Przed olsztyńską konkatedrą św. Jakuba zabrzmiał dzwon "Głos Nienarodzonych", który symbolizuje niezbywalne prawo do życia każdego człowieka. "Ten dzwon jest głosem tych, którym ten głos się odbiera" - tłumaczył bp Janusz Ostrowski.
Uroczysta msza święta pod przewodnictwem bp. Ostrowskiego była w tym roku jedyną formą 10. Marszu dla Życia i Rodziny w Olsztynie. Z powodu pandemii, przejście ulicami zostało odwołane, ale formą deklaracji uczestnictwa w marszu stało się uderzenie w dzwon „Głos Nienarodzonych” przez wiernych.

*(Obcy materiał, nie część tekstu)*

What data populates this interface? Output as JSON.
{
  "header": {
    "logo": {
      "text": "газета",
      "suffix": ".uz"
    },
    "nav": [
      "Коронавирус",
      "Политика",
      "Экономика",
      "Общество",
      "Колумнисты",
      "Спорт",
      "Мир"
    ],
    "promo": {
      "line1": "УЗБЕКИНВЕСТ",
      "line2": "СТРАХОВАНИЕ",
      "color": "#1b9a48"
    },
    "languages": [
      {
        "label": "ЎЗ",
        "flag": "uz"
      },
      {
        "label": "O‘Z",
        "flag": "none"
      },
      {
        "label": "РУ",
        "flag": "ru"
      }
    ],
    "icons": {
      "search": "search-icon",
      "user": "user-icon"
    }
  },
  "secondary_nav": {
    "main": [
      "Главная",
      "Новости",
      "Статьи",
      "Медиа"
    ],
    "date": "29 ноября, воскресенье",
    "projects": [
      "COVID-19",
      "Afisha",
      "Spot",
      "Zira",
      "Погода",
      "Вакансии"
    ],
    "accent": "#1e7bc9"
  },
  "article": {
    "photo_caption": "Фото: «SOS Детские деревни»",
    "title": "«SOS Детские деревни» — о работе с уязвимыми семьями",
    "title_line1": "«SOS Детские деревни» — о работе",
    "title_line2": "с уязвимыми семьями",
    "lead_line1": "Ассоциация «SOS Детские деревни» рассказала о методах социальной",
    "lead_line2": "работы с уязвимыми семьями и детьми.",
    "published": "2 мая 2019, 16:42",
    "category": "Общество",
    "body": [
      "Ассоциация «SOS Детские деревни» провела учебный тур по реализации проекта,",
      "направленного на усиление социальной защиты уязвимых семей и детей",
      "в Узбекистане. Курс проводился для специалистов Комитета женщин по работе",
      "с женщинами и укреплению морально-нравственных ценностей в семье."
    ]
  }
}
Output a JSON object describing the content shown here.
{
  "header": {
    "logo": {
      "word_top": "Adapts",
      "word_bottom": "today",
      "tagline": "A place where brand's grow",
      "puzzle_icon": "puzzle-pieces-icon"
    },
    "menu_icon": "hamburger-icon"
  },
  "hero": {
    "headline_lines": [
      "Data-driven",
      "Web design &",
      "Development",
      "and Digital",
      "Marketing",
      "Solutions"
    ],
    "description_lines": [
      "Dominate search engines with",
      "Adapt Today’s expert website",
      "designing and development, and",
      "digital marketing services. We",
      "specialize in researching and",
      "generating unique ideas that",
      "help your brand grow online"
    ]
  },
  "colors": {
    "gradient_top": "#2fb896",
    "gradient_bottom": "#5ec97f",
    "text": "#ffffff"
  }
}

Dźwięk dzwonu zwiastuje zazwyczaj wielkie, doniosłe, radosne wydarzenia, choć dzwon brzmi również wtedy, gdy trzeba bić na trwogę, wzywać do obrony, gdy zbliża się niebezpieczeństwo. Ten dzwon jest głosem tych, którym ten głos się odbiera i którzy sami nie mogą stanąć we własnej obronie – tłumaczył bp Ostrowski.
Jak podkreślił, dźwięk dzwonu ma budzić sumienia i zachęcić do podjęcia refleksji „nad tym, co możemy i co powinniśmy zrobić dla tych, którzy nie mogą bronić się sami„.
Przypomina o niezbywalnym prawie do życia
Dzwon „Głos Nienarodzonych” zabrzmiał po raz pierwszy w Watykanie, 23 września 2020 roku, na zakończenie audiencji generalnej, a pierwszego uderzenia dokonał papież Franciszek.
Niech jego głos budzi sumienia stanowiących prawo i wszystkich ludzi dobrej woli w Polsce i na świecie. Niech Bóg, jedyny i prawdziwy Dawca życia błogosławi Wam i Waszym rodzinom. Niech będzie pochwalony Jezus Chrystus – mówił Franciszek.
Przeczytaj również
Dzwon przypomina o niezbywalnym prawie do życia każdego człowieka, a jego powstaniem zainicjowała Fundacja Życiu Tak.
Na dzwonie widnieją słowa z Księgi Jeremiasza: „Zanim ukształtowałem cię w łonie matki, znałem cię i poświęciłem”.